Trust on Wheels – Towards Trust Management in the Internet of Vehicles
Abstract: The aim of this tutorial is to bring forth the essence of the notion of ‘trust’ in the context of the Internet of Vehicles (IoV) along with highlighting salient trustworthiness attributes which are indispensable for ascertaining the trust of a particular vehicle in an IoV network. In addition to the same, issues around optimally aggregating the trust attributes for ascertaining an accurate trust score of a vehicle and challenges pertinent to both static and dynamic thresholds which are employed for determining if a vehicle is categorized as trustworthy or untrustworthy in nature would be discussed. The tutorial would also highlight several sorts of malicious attacks which could adversely impact a trust-based IoV network along with their respective mitigation techniques. Open research challenges in the subject domain would be discussed too. By the end of this short tutorial, the audience would be equipped with the necessary skill set which would subsequently allow them to do a critical thinking for devising intelligent trust models on their own.
Dr. Adnan Mahmood
(Postdoctoral Research Fellow, Department of Computing, Macquarie University, Australia)

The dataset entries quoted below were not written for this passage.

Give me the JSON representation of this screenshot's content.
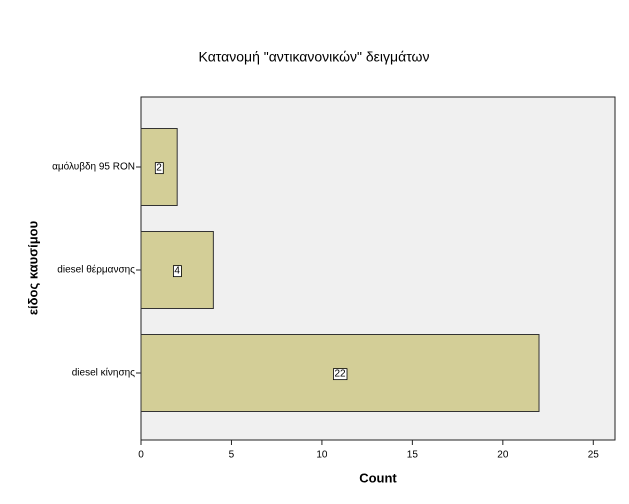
{
  "chart_data": {
    "type": "bar",
    "orientation": "horizontal",
    "title": "Κατανομή \"αντικανονικών\" δειγμάτων",
    "categories": [
      "αμόλυβδη 95 RON",
      "diesel θέρμανσης",
      "diesel κίνησης"
    ],
    "values": [
      2,
      4,
      22
    ],
    "color": "#d3ce97",
    "xlabel": "Count",
    "ylabel": "είδος καυσίμου",
    "xlim": [
      0,
      26.2
    ],
    "xticks": [
      0,
      5,
      10,
      15,
      20,
      25
    ],
    "grid": false,
    "value_labels_shown": true
  }
}
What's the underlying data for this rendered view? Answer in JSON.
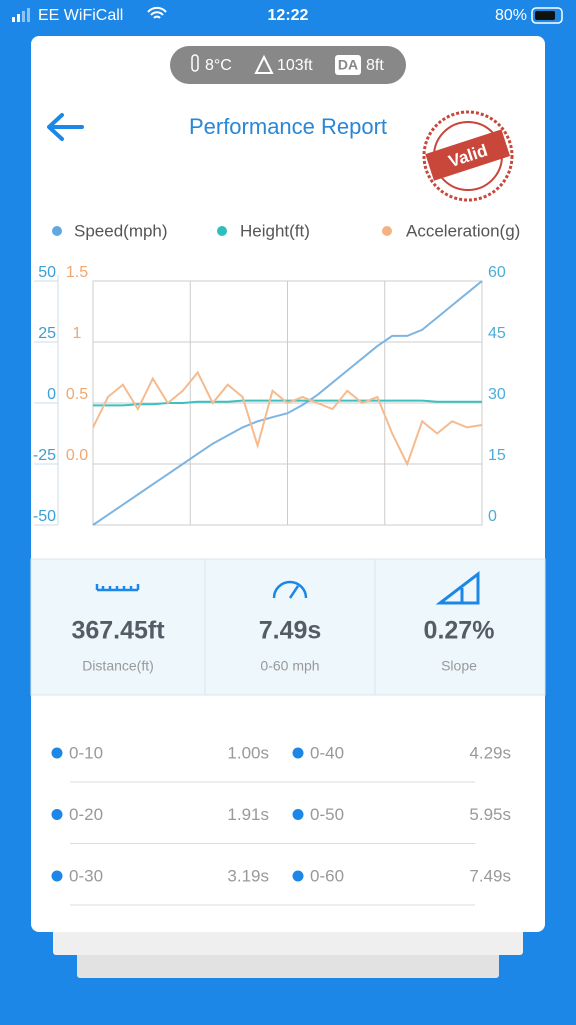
{
  "status_bar": {
    "carrier": "EE WiFiCall",
    "time": "12:22",
    "battery": "80%"
  },
  "conditions": {
    "temperature": "8°C",
    "altitude": "103ft",
    "density_altitude_label": "DA",
    "density_altitude": "8ft"
  },
  "header": {
    "title": "Performance Report",
    "stamp": "Valid"
  },
  "chart_data": {
    "type": "line",
    "series": [
      {
        "name": "Speed(mph)",
        "color": "#7cb5e2",
        "axis": "y2",
        "values": [
          0,
          2.5,
          5,
          7.5,
          10,
          12.5,
          15,
          17.5,
          20,
          22,
          24,
          25.5,
          26.5,
          27.5,
          29.5,
          32,
          35,
          38,
          41,
          44,
          46.5,
          46.5,
          48,
          51,
          54,
          57,
          60
        ]
      },
      {
        "name": "Height(ft)",
        "color": "#3cc0c0",
        "axis": "y",
        "values": [
          -1,
          -1,
          -1,
          -0.5,
          -0.5,
          0,
          0,
          0.5,
          0.5,
          0.5,
          1,
          1,
          1,
          1,
          1,
          1,
          1,
          1,
          1,
          1,
          1,
          1,
          1,
          0.5,
          0.5,
          0.5,
          0.5
        ]
      },
      {
        "name": "Acceleration(g)",
        "color": "#f5bb8f",
        "axis": "y3",
        "values": [
          0.3,
          0.55,
          0.65,
          0.45,
          0.7,
          0.5,
          0.6,
          0.75,
          0.5,
          0.65,
          0.55,
          0.15,
          0.6,
          0.5,
          0.55,
          0.5,
          0.45,
          0.6,
          0.5,
          0.55,
          0.25,
          0.0,
          0.35,
          0.25,
          0.35,
          0.3,
          0.32
        ]
      }
    ],
    "ylim": [
      -50,
      50
    ],
    "yticks": [
      50,
      25,
      0,
      -25,
      -50
    ],
    "y2lim": [
      0,
      60
    ],
    "y2ticks": [
      60,
      45,
      30,
      15,
      0
    ],
    "y3lim": [
      -0.5,
      1.5
    ],
    "y3ticks": [
      1.5,
      1,
      0.5,
      {
        "value": 0,
        "label": "0.0"
      }
    ],
    "grid": true
  },
  "stats": [
    {
      "value": "367.45ft",
      "label": "Distance(ft)"
    },
    {
      "value": "7.49s",
      "label": "0-60 mph"
    },
    {
      "value": "0.27%",
      "label": "Slope"
    }
  ],
  "splits": [
    {
      "range": "0-10",
      "time": "1.00s"
    },
    {
      "range": "0-40",
      "time": "4.29s"
    },
    {
      "range": "0-20",
      "time": "1.91s"
    },
    {
      "range": "0-50",
      "time": "5.95s"
    },
    {
      "range": "0-30",
      "time": "3.19s"
    },
    {
      "range": "0-60",
      "time": "7.49s"
    }
  ]
}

Presenter’s Biography: Dr. Adnan Mahmood is a Postdoctoral Research Fellow with the Department of Computing, Macquarie University, Australia. Before moving to Macquarie University, Adnan has spent a considerable number of years in diverse academic and research settings of the Republic of Ireland (where he has carried research on a project funded under the auspices of the Science Foundation Ireland Research Centre for Future Networks and Communications), Malaysia, Pakistan, and People’s Republic of China. Adnan, over the years, has produced several publications in the form of refereed book chapters, journal articles, and conference papers. He further serves on the Technical Program Committees of several reputed international conferences. Adnan’s research interests include, but are not limited to, the Internet of Things, the Internet of Vehicles, trust management, software-defined networking, cloud computing, edge/fog computing, and next-generation heterogeneous wireless networks. He is a member of the IEEE, IET, and the ACM.
Link to the Presenter’s Webpage:
Overview of the Topic: Over the past few decades, the promising notion of Vehicular Ad hoc Networks (VANETs) has seen a remarkable progress primarily owing to the considerable advancements in both short- and long-range wireless communication technologies for guaranteeing Vehicle-to-Everything (V2X) communication in a bid to ensure that the performance requirements of both safety critical and the non-safety vehicular applications could be realized. V2X communication is a multifaceted ecosystem encompassing Vehicle-to-Vehicle (V2V), Vehicle-to-Infrastructure (V2I), Vehicle-to-Network (V2N), and Vehicle-to-Pedestrian (V2P) communication, thereby facilitating vehicles for not only communicating amongst themselves but also with the supporting roadside infrastructure, backbone network, and vulnerable pedestrians. This has, therefore, empowered the transformation of the old-fashioned VANETs into the Internet of Vehicles (IoV), wherein each entity of a vehicular network is connected to the Internet so as to address numerous shortcomings of the conventional VANETs, including but not limited to, coordination issues between the disparate vehicles traversing at a distance from one another, scalability, ubiquity, and information insufficiency resulting in a poor judgment particularly in safety-critical scenarios.
However, just as humans socially interact with one another and are always at grave risk of being exposed to false (untrustworthy) interactions, vehicles in an IoV network are also vulnerable to several malicious attacks, which if not mitigated, could result in a number of fatalities on the road. Over the years, several researchers from both academia and industry have proposed conventional cryptographic-based schemes utilizing certificates and public key infrastructures to address these issues. Nevertheless, cryptographic-based solutions are not optimal in the case of an IoV network since vehicles are highly dynamic in their nature and the availability of the supporting infrastructure cannot be guaranteed at all times. Also, cryptographic-based solutions can be compromised by poor key hygiene, compromised trust authorities, and insider attacks, which are insidious (i.e., their failure is not immediately evident) and so can cause catastrophic damage. Accordingly, trust management has been recently proposed by researchers in academia and industry as a way of separating messages and their senders into two disjoint categories: malicious and non-malicious. Trust is a derived quantity and thus needs to be assigned to each vehicle depending on its behavior and is regarded as the confidence (belief) of one vehicle in the vehicle in question and is computed as a weighted aggregate of a diverse range of trustworthiness attributes.
It is thus imperative to design intelligent trust models to detect and accordingly remove malicious vehicles from an IoV network so that secure traffic flows in the context of the smart cities could be realized.
This tutorial is further designed for audiences of all levels, i.e., senior undergraduate and graduate students, academics, and industry professionals.